Ingredients
Method
Lemon Ginger Grilled Chicken
- To make your marinade, mix together the following ingredients: 3 tbsp olive oil, juice of one lemon, 1 tbsp crushed red pepper flakes and 2 tbsp of ground ginger.
- Place chicken and marinade in zip lock bag and marinate over-night or place in freezer for future use.
- Thaw chicken before grilling. Grill over medium-high heat until chicken is 160 degrees. Let rest for 4 minutes before slicing. (you could also cook in oven or on stove and just look for the same temperature)
Lemon Ginger Cauliflower Veggies
- Heat about 1.5 tbsp of ghee butter in pan over medium-high heat. Add in your broccolini and stir for 3-5 minutes.

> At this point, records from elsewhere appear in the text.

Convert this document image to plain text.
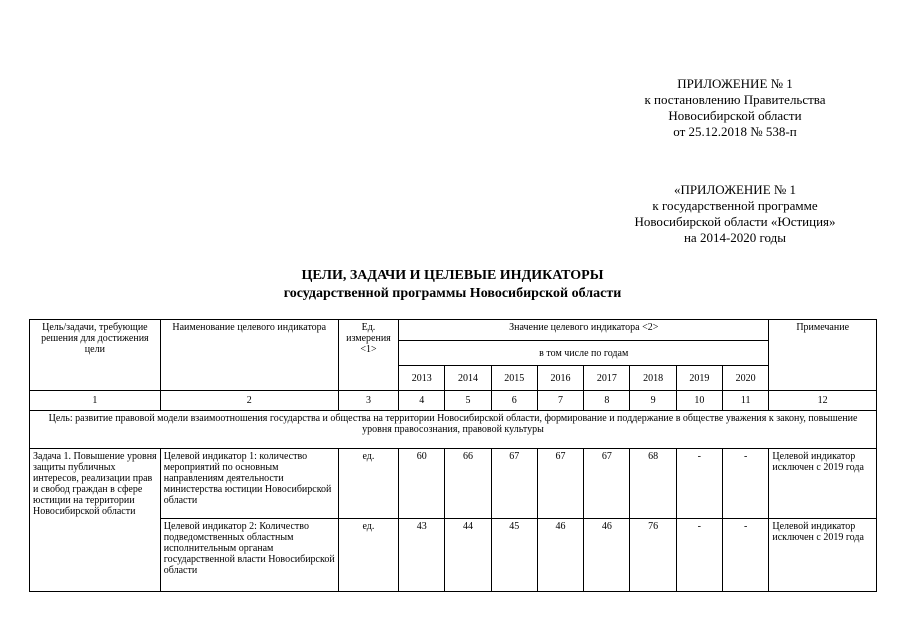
ПРИЛОЖЕНИЕ № 1
к постановлению Правительства
Новосибирской области
от 25.12.2018 № 538-п
«ПРИЛОЖЕНИЕ № 1
к государственной программе
Новосибирской области «Юстиция»
на 2014-2020 годы
ЦЕЛИ, ЗАДАЧИ И ЦЕЛЕВЫЕ ИНДИКАТОРЫ
государственной программы Новосибирской области
Цель/задачи, требующие решения для достижения цели	Наименование целевого индикатора	Ед. измерения <1>	Значение целевого индикатора <2>								Примечание
			в том числе по годам								
			2013	2014	2015	2016	2017	2018	2019	2020	
1	2	3	4	5	6	7	8	9	10	11	12
Цель: развитие правовой модели взаимоотношения государства и общества на территории Новосибирской области, формирование и поддержание в обществе уважения к закону, повышение уровня правосознания, правовой культуры											
Задача 1. Повышение уровня защиты публичных интересов, реализации прав и свобод граждан в сфере юстиции на территории Новосибирской области	Целевой индикатор 1: количество мероприятий по основным направлениям деятельности министерства юстиции Новосибирской области	ед.	60	66	67	67	67	68	-	-	Целевой индикатор исключен с 2019 года
	Целевой индикатор 2: Количество подведомственных областным исполнительным органам государственной власти Новосибирской области	ед.	43	44	45	46	46	76	-	-	Целевой индикатор исключен с 2019 года
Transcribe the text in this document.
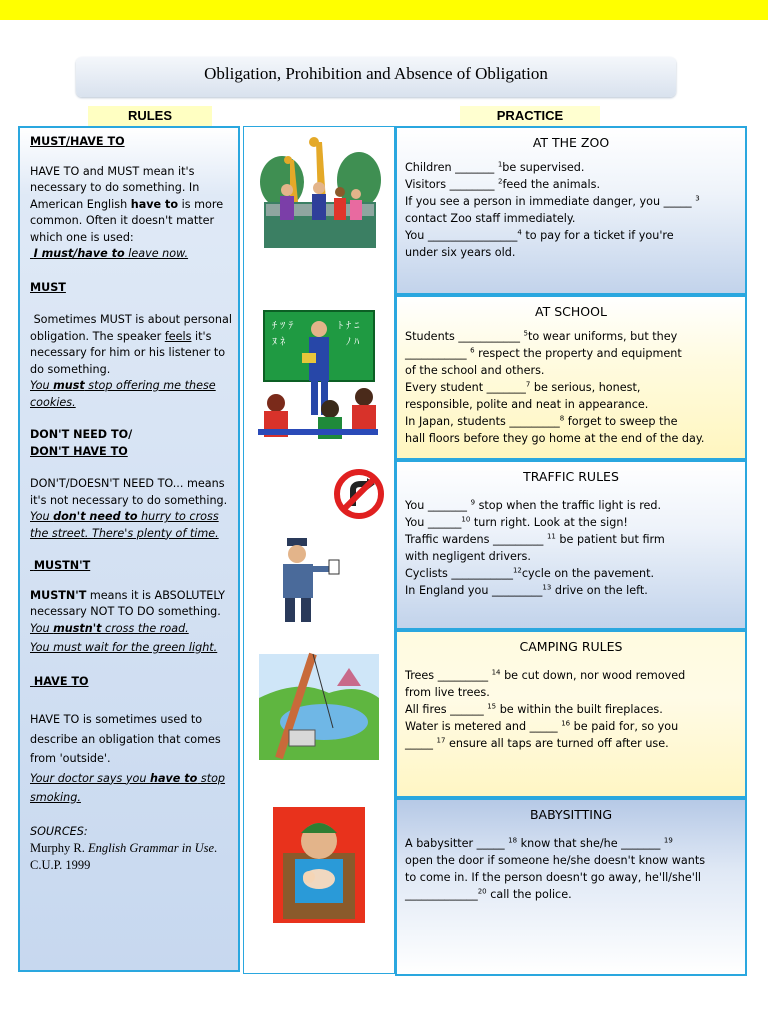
Obligation, Prohibition and Absence of Obligation
RULES	PRACTICE

MUST/HAVE TO

HAVE TO and MUST mean it's necessary to do something. In American English have to is more common. Often it doesn't matter which one is used:

I must/have to leave now.

MUST

Sometimes MUST is about personal obligation. The speaker feels it's necessary for him or his listener to do something.

You must stop offering me these cookies.

DON'T NEED TO/

DON'T HAVE TO

DON'T/DOESN'T NEED TO... means it's not necessary to do something.

You don't need to hurry to cross the street. There's plenty of time.

MUSTN'T

MUSTN'T means it is ABSOLUTELY necessary NOT TO DO something.

You mustn't cross the road.

You must wait for the green light.

HAVE TO

HAVE TO is sometimes used to describe an obligation that comes from 'outside'.

Your doctor says you have to stop smoking.

SOURCES:

Murphy R. English Grammar in Use. C.U.P. 1999

ﾁ ﾂ ﾃ	ﾄ ﾅ ﾆ
ﾇ ﾈ	ﾉ ﾊ
AT THE ZOO
Children _______ $^1$be supervised.
Visitors ________ $^2$feed the animals.
If you see a person in immediate danger, you _____ $^3$
contact Zoo staff immediately.
You ________________$^4$ to pay for a ticket if you're
under six years old.
AT SCHOOL
Students ___________ $^5$to wear uniforms, but they
___________ $^6$ respect the property and equipment
of the school and others.
Every student _______$^7$ be serious, honest,
responsible, polite and neat in appearance.
In Japan, students _________$^8$ forget to sweep the
hall floors before they go home at the end of the day.
TRAFFIC RULES
You _______ $^9$ stop when the traffic light is red.
You ______$^{10}$ turn right. Look at the sign!
Traffic wardens _________ $^{11}$ be patient but firm
with negligent drivers.
Cyclists ___________$^{12}$cycle on the pavement.
In England you _________$^{13}$ drive on the left.
CAMPING RULES
Trees _________ $^{14}$ be cut down, nor wood removed
from live trees.
All fires ______ $^{15}$ be within the built fireplaces.
Water is metered and _____ $^{16}$ be paid for, so you
_____ $^{17}$ ensure all taps are turned off after use.
BABYSITTING
A babysitter _____ $^{18}$ know that she/he _______ $^{19}$
open the door if someone he/she doesn't know wants
to come in. If the person doesn't go away, he'll/she'll
_____________$^{20}$ call the police.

- Sprinkle with a dash of salt, 2 tsp of garlic powder, 1 tbsp of ground ginger and 1 tbsp of crushed red pepper flakes. (go light on the pepper if you are sensitive to heat/spicy)
- Add your mushrooms, 1 tbsp of honey, juice of 1/2 lemon and 1.5 tbsp of meyer lemon olive oil. Stir together another 3-5 minutes over medium-high heat.
- Pour your bag of frozen riced cauliflower into the pan (you can also use fresh!). Stir together well and reduce to a low/simmer heat and cover. Cook until your veggies are to your liking. I was multi-tasking and left them on a little longer than normal for us, but about another 12 minutes overall.
Creamy Ginger Sauce
- Mix together the following ingredients until smooth and creamy: Greek yogurt, coconut aminos, 1.5 tbsp meyer lemon olive oil, 1 tbsp of honey, ground ginger, 1/2 squeezed lemon juice, garlic powder and just a dash of salt.